Exact Diagonalization

In this section, we discuss how we can leverage the sparsity of the Hamiltonian to optimize the construction of the Hamiltonian matrix. To this end, consider the \(1d\) long-range XY model:

\[ H = -J \sum_{i < j} J_{i,j} \left( S_i^x S_j^x + S_i^y S_j^y \right) = -\frac{J}{2} \sum_{i < j} J_{i,j} \left( S_i^+ S_j^- + S_i^- S_j^+ \right) \]

For our ED calculator, to be able to compute the superfluid density, we also consider a boundary phase twist. This yields the following Hamiltonian:

\[ H = -\frac{J}{2} \sum_{i=1}^{N} \sum_{r=1}^{(N-1)/2} J_{i,j} \left( e^{r \theta} S_i^+ S_{i+r}^- + e^{-r \theta} S_i^- S_{i+r}^+ \right) \]

Here, we have restricted ourselves to the case of odd \(N\) for simplicity. The case for even \(N\) can be constructed analogously. Moreover, the above form can be obtained for open as well as periodic boundaries in the presence of long range interactions. However, a boundary phase twist would not necessarily be well-defined with open boundaries in the context of superfluidity.

Note that the dimensions of the associated matrix are \(2^N \times 2^N\). However, for a given product state (row of the matrix) in the \(S_z\) basis (which is the representation we will use), only \(\mathcal{O}(N^2)\) terms have a non-zero overlap. We can use this to prevent iterating over \(2^N\) bitstrings twice (once for columns and once for rows, as would be required for a dense matrix).

In practice, this can be done by iterating over all the \(2^N\) columns (hence the exponential scaling with system size). Each column number \(k\) admits a binary representation with \(N\) bits. Therefore, we can identify \(k \rightarrow |\sigma_1,...,\sigma_N \rangle\). Then, because our off-diagonal terms correspond to flipping a pair of opposite spins, we only get a non-zero matrix element if the row \(l \rightarrow |\gamma_1,...,\gamma_N \rangle\) is such that \(\gamma_t = \sigma_t\) for all \(t \in \{1,...,N\}\) except for a single pair of indices, \(t_1, t_2 \in \{1,...,N\}\) with \(\sigma_{t_1} \neq \sigma_{t_2}\).
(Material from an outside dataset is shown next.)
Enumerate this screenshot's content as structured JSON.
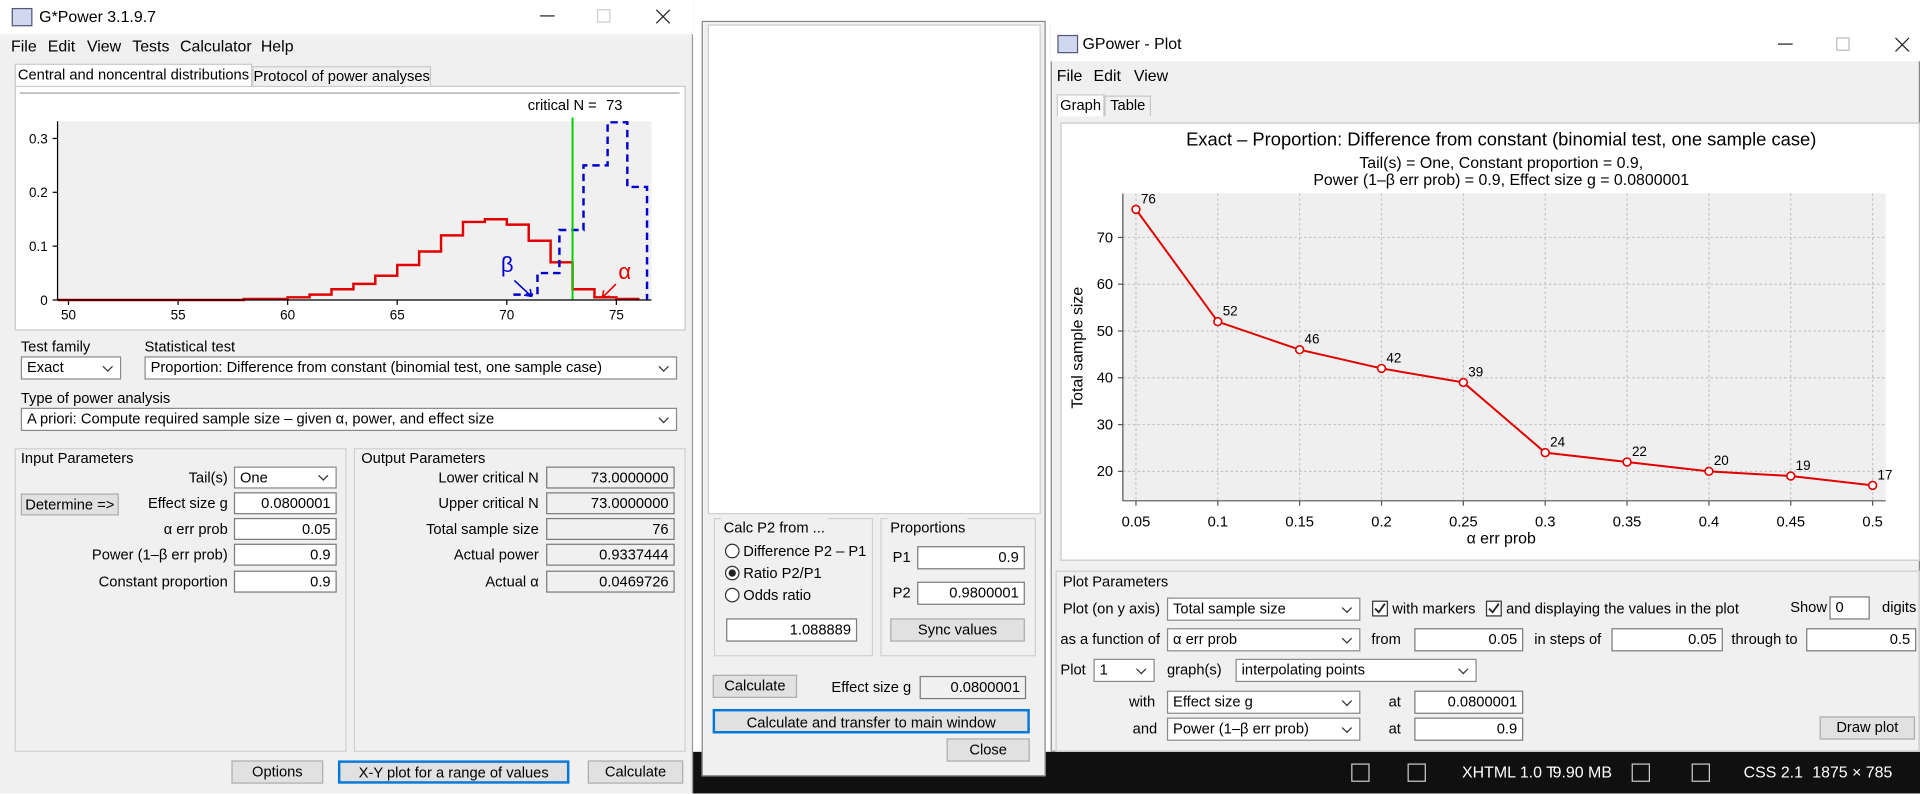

To isolate all rows with a non-zero overlap, given a column, we can use bit-wise operations. We proceed by iterating over all sites \(i\) and all distances \(r\) in the lattice. This allows us to construct all pairs of sites \((i,j)\). Then, representing the column number \(k\) in binary, we can isolate the bits in \(k\) corresponding to sites \(i\) and \(j\) via a bitwise arithmetic shift to the right by \(i\) and \(j\) respectively. If the resulting bits \(\sigma_i, \sigma_j\) are opposite relative to one another, the XY term contributes a non-zero element. The following code block exhibits this construction:

σi = (k >> i) & 1
σj = (k >> j) & 1
mask = (σi == σj) ? 0 : 1
non_zero_element = -0.5 * J * mask * exp((σj - σi) * r * theta * 1im)
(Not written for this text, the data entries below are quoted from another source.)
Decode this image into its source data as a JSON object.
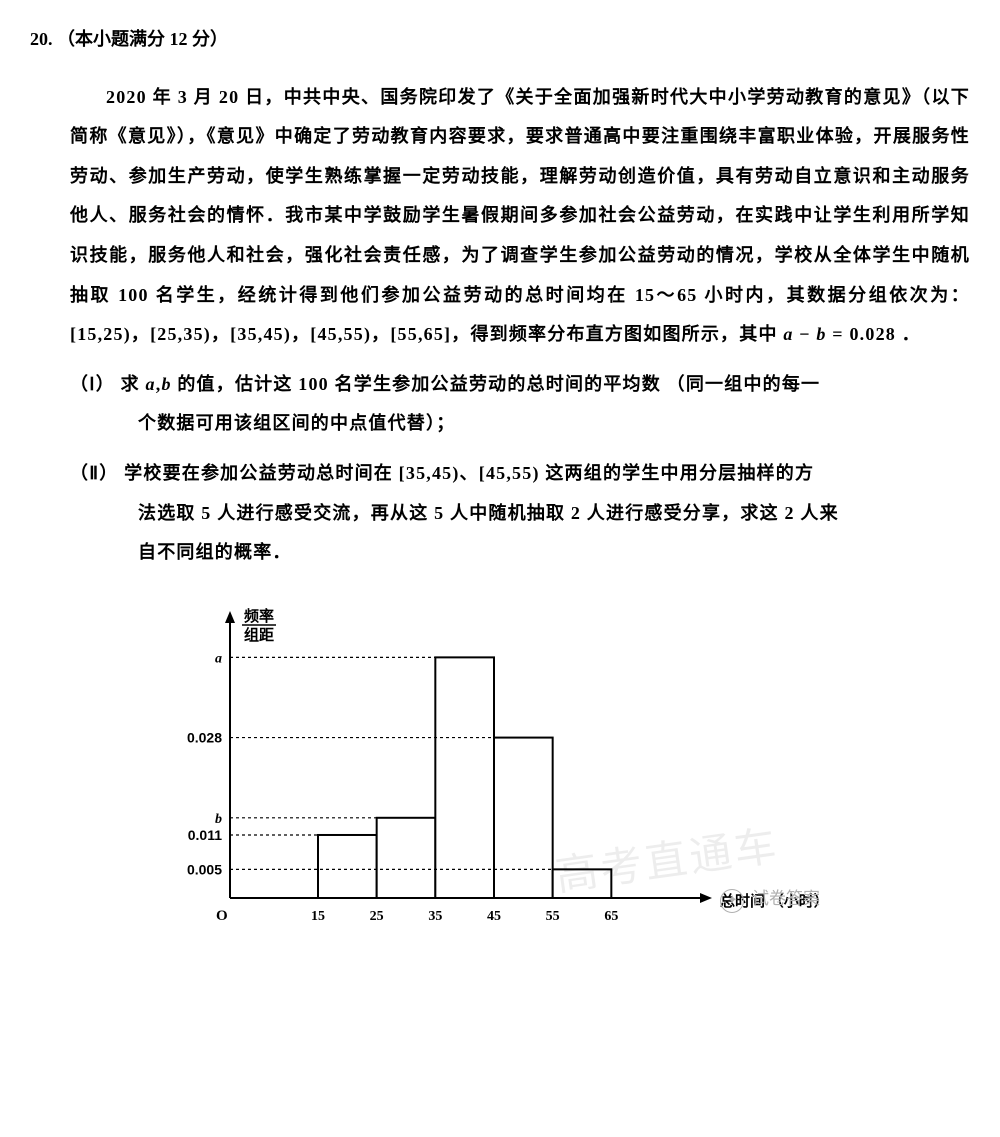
{
  "header": {
    "number": "20.",
    "points": "（本小题满分 12 分）"
  },
  "paragraph": {
    "p1": "2020 年 3 月 20 日，中共中央、国务院印发了《关于全面加强新时代大中小学劳动教育的意见》（以下简称《意见》），《意见》中确定了劳动教育内容要求，要求普通高中要注重围绕丰富职业体验，开展服务性劳动、参加生产劳动，使学生熟练掌握一定劳动技能，理解劳动创造价值，具有劳动自立意识和主动服务他人、服务社会的情怀．我市某中学鼓励学生暑假期间多参加社会公益劳动，在实践中让学生利用所学知识技能，服务他人和社会，强化社会责任感，为了调查学生参加公益劳动的情况，学校从全体学生中随机抽取 100 名学生，经统计得到他们参加公益劳动的总时间均在 15～65 小时内，其数据分组依次为：[15,25)，[25,35)，[35,45)，[45,55)，[55,65]，得到频率分布直方图如图所示，其中",
    "eq1_a": "a",
    "eq1_minus": " − ",
    "eq1_b": "b",
    "eq1_rest": " = 0.028 ．"
  },
  "parts": {
    "I_label": "（Ⅰ）",
    "I_line1a": "求 ",
    "I_a": "a",
    "I_comma": ",",
    "I_b": "b",
    "I_line1b": " 的值，估计这 100 名学生参加公益劳动的总时间的平均数 （同一组中的每一",
    "I_line2": "个数据可用该组区间的中点值代替）；",
    "II_label": "（Ⅱ）",
    "II_line1": "学校要在参加公益劳动总时间在 [35,45)、[45,55) 这两组的学生中用分层抽样的方",
    "II_line2": "法选取 5 人进行感受交流，再从这 5 人中随机抽取 2 人进行感受分享，求这 2 人来",
    "II_line3": "自不同组的概率．"
  },
  "chart": {
    "type": "histogram",
    "y_label_top": "频率",
    "y_label_bot": "组距",
    "x_label": "总时间 （小时）",
    "origin": "O",
    "xlim": [
      0,
      75
    ],
    "ylim": [
      0,
      0.048
    ],
    "x_ticks": [
      15,
      25,
      35,
      45,
      55,
      65
    ],
    "y_ticks": {
      "0.005": 0.005,
      "0.011": 0.011,
      "b": 0.014,
      "0.028": 0.028,
      "a": 0.042
    },
    "bar_edges": [
      15,
      25,
      35,
      45,
      55,
      65
    ],
    "bar_heights": [
      0.011,
      0.014,
      0.042,
      0.028,
      0.005
    ],
    "bar_fill": "#ffffff",
    "bar_stroke": "#000000",
    "axis_color": "#000000",
    "grid_dash": "3,3",
    "background_color": "#ffffff",
    "tick_fontsize": 14,
    "label_fontsize": 15
  },
  "watermarks": {
    "a": "高考直通车",
    "b": "试卷答案"
  }
}
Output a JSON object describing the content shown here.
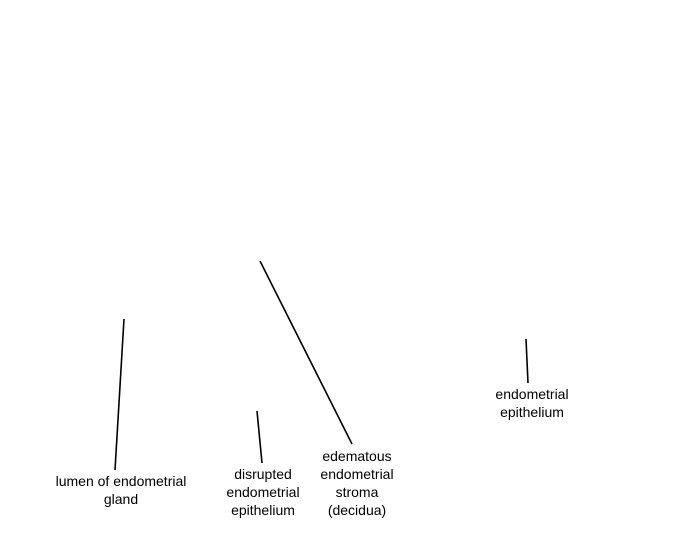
{
  "diagram": {
    "labels": {
      "lumen": {
        "line1": "lumen of endometrial",
        "line2": "gland"
      },
      "disrupted_epithelium": {
        "line1": "disrupted",
        "line2": "endometrial",
        "line3": "epithelium"
      },
      "stroma": {
        "line1": "edematous",
        "line2": "endometrial",
        "line3": "stroma",
        "line4": "(decidua)"
      },
      "epithelium": {
        "line1": "endometrial",
        "line2": "epithelium"
      }
    },
    "colors": {
      "background": "#ffffff",
      "leader_line": "#000000",
      "text": "#000000"
    }
  }
}
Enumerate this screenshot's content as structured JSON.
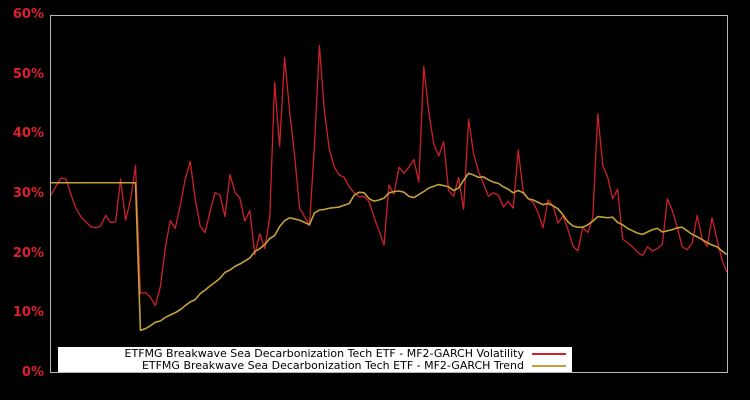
{
  "theme": {
    "background": "#000000",
    "plot_border_color": "#b6b6b6",
    "tick_label_color": "#dc2030",
    "legend_background": "#ffffff",
    "legend_text_color": "#000000"
  },
  "chart_data": {
    "type": "line",
    "title": "",
    "x_axis": {
      "tick_labels": []
    },
    "ylim": [
      0,
      60
    ],
    "y_tick_labels_top_to_bottom": [
      "60%",
      "50%",
      "40%",
      "30%",
      "20%",
      "10%",
      "0%"
    ],
    "y_tick_format": "percent",
    "grid": false,
    "legend_position": "bottom-center-inside",
    "series": [
      {
        "name": "ETFMG Breakwave Sea Decarbonization Tech ETF - MF2-GARCH Volatility",
        "color": "#cd2129",
        "values": [
          29.8,
          31.3,
          32.7,
          32.5,
          30.0,
          27.6,
          26.2,
          25.3,
          24.5,
          24.3,
          24.6,
          26.4,
          25.2,
          25.3,
          32.5,
          25.6,
          29.0,
          34.8,
          13.2,
          13.4,
          12.6,
          11.2,
          14.4,
          21.0,
          25.5,
          24.2,
          28.0,
          32.5,
          35.5,
          29.2,
          24.6,
          23.5,
          27.0,
          30.2,
          29.8,
          26.2,
          33.3,
          30.3,
          29.3,
          25.4,
          27.2,
          19.8,
          23.3,
          20.8,
          26.0,
          48.8,
          38.0,
          53.0,
          44.0,
          36.5,
          27.6,
          26.2,
          24.7,
          38.0,
          55.0,
          44.0,
          37.5,
          34.5,
          33.2,
          32.8,
          31.2,
          30.2,
          29.5,
          29.6,
          28.7,
          26.1,
          23.8,
          21.4,
          31.5,
          30.0,
          34.5,
          33.5,
          34.5,
          35.8,
          32.0,
          51.5,
          43.8,
          38.4,
          36.4,
          38.8,
          30.6,
          29.6,
          32.8,
          27.4,
          42.6,
          36.8,
          33.8,
          31.8,
          29.6,
          30.2,
          29.8,
          27.8,
          28.8,
          27.6,
          37.4,
          30.4,
          29.2,
          28.6,
          26.8,
          24.3,
          29.0,
          28.0,
          25.1,
          26.3,
          24.0,
          21.2,
          20.4,
          24.4,
          23.5,
          26.0,
          43.5,
          34.8,
          32.8,
          29.2,
          30.8,
          22.4,
          21.8,
          21.1,
          20.2,
          19.6,
          21.1,
          20.4,
          20.8,
          21.5,
          29.2,
          27.2,
          24.4,
          21.1,
          20.6,
          21.7,
          26.4,
          22.4,
          21.2,
          26.0,
          22.3,
          18.9,
          16.8
        ]
      },
      {
        "name": "ETFMG Breakwave Sea Decarbonization Tech ETF - MF2-GARCH Trend",
        "color": "#c4a239",
        "values": [
          31.9,
          31.9,
          31.9,
          31.9,
          31.9,
          31.9,
          31.9,
          31.9,
          31.9,
          31.9,
          31.9,
          31.9,
          31.9,
          31.9,
          31.9,
          31.9,
          31.9,
          31.9,
          7.0,
          7.3,
          7.8,
          8.4,
          8.6,
          9.2,
          9.6,
          10.0,
          10.5,
          11.2,
          11.8,
          12.2,
          13.2,
          13.8,
          14.5,
          15.1,
          15.8,
          16.8,
          17.2,
          17.8,
          18.2,
          18.7,
          19.2,
          20.3,
          20.8,
          21.5,
          22.5,
          23.0,
          24.5,
          25.5,
          26.0,
          25.8,
          25.6,
          25.2,
          24.8,
          26.8,
          27.3,
          27.4,
          27.6,
          27.7,
          27.8,
          28.1,
          28.4,
          29.8,
          30.3,
          30.2,
          29.2,
          28.8,
          29.0,
          29.3,
          30.2,
          30.4,
          30.5,
          30.3,
          29.6,
          29.4,
          29.9,
          30.4,
          31.0,
          31.3,
          31.6,
          31.4,
          31.2,
          30.6,
          31.0,
          32.3,
          33.5,
          33.2,
          32.8,
          32.9,
          32.4,
          32.0,
          31.8,
          31.2,
          30.8,
          30.2,
          30.6,
          30.2,
          29.2,
          29.0,
          28.6,
          28.2,
          28.4,
          28.0,
          27.5,
          26.5,
          25.3,
          24.6,
          24.4,
          24.4,
          24.8,
          25.4,
          26.2,
          26.1,
          26.0,
          26.1,
          25.2,
          24.8,
          24.2,
          23.8,
          23.4,
          23.2,
          23.6,
          24.0,
          24.2,
          23.6,
          23.8,
          24.0,
          24.3,
          24.4,
          23.8,
          23.2,
          22.8,
          22.3,
          21.8,
          21.4,
          21.1,
          20.4,
          19.8
        ]
      }
    ]
  }
}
The first two lines in the above block isolate the bits \(\sigma_i, \sigma_j\) by performing a bitwise AND operation with \(1\) after the shift discussed above. The mask determines if the spins are flipped relative to each other. The row number associated with this matrix element can also be determined via bitwise operations similarly. Representing the column number \(k\) as a bitstring, the corresponding row number bitstring can be obtained by performing a bitwise XOR operation with the bitstrings \([2^i]\) and \([2^j]\). These strings have a \(1\) at location \(i\) and \(j\) respectively, and \(0\) at all other \(N-1\) locations. The row number \(b\) can be obtained in Julia via the following code using this approach:

b = k ⊻ 2^i ⊻ 2^j

The bitstring associated with \(b\) now is the same bitstring as \(k\) except for the \(i\) and \(j\) positions which are flipped relative to the bitstring corresponding to \(k\). To construct the diagonal entries, we can similarly use bitwise operations to map bits to the eigenvalues of \(S_z\). Since those are diagonal, no row index needs to be constructed to record those in the Hamiltonian. Diagonalization of the resulting Hamiltonian is done via the native LinearAlgebra library in Julia.